The face to face interview at the reconsideration level, would assist the claimant in having a better understanding as to why the claim was denied initially and without question would assist in closing evidential gaps. This would permit a better decision to be rendered at the reconsideration level. Likewise, the idea of the personal conference as part of the "due process" requirement is positive in perfecting the disability claim. Whether this process will reduce the number of appeals is unknown-I would anticipate an increase. In either of these situations, it is essential that a disability specialist, an employee of Social Security should be discussing the claimant's Social Security or SSI disability claim.

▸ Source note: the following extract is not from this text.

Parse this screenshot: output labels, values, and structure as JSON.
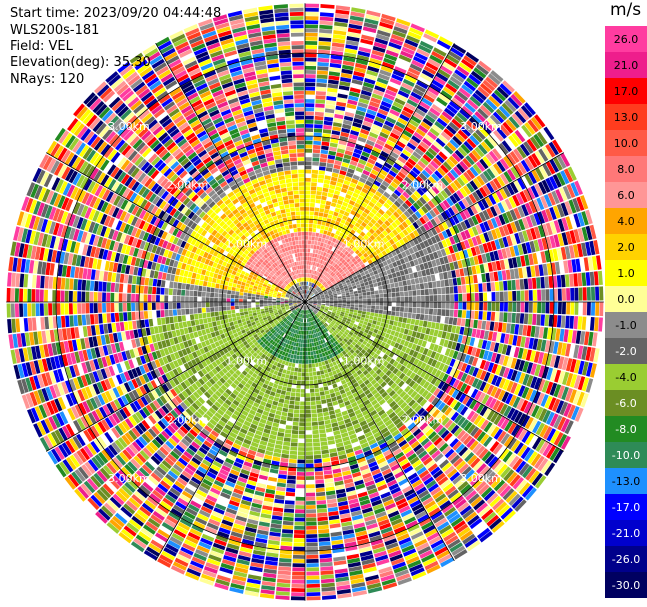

The majority of all reconsideration decisions are completed in 90 days. However, I am opposed to time limits at either the Reconsideration level or Appeals level. There is no way we can put time limits in our requests to the medical community. This is an approach that would seriously disrupt our medical relationships. The other factor for an unusual delay in a claimant is usually the lack of claimant's cooperation. Does this legislation imply that we will be rewarding a claimant because he has purposely delayed development on his claim? If we are truly sincere in agreeing that our initial objectives include: (1) Quality and timeliness of disability decision at whatever level;

(2) Protection of individual claimant rights, whether in benefit status or not; and

(3) Economical Administration;

Then we must address the solution of insuring that communication gaps are closed by streamlining the total adjudication process by the Congressional action of federalizing the State DDS components.

Attachment.

ATTACHMENT

JUSTIFICATION FOR FEDERALIZATION OF STATE DDS' COMPONENTS

1. State agency DDS personnel administer a federal disability program, technical and adjudicative in scope. The original premise of utilizing state rehabilitation relationship with the medical community is obsolete. State Rehabilitative programs dealing with the medical community now utilize the relationship established by the Disability Determination Service (DDS) to administer Title II and Title XVI.

2. If federalized, the administrative conflict between the federal Social Security Disability program and the state administered Disability Determination programs would end, because only one agency would be supplying administrative direction. For example, even though federal authorization and requests for state personnel to attend training sessions, management meetings, etc., may have to be obtained, some states have prohibited out-of-state attendance at Social Security sponsored meetings. These meetings are very effective in improving the examiners' and the clericals' professional competence by exchange of technical data and other knowledge needed for proper effectuation of this federal program.

3. All Disability program information and instructions for Social Security Titles II and XVI are supplied by the Bureau of Disability Insurance, SSA. State DDS personnel are required by terms of the Federal-State contract to follow program direction; however, any issue of personnel classifications and salaries is considered solely a state responsibility. The Bureau of Disability Insurance cannot expect constant high quality program performance by disregarding wages of the people who do the job at the state level.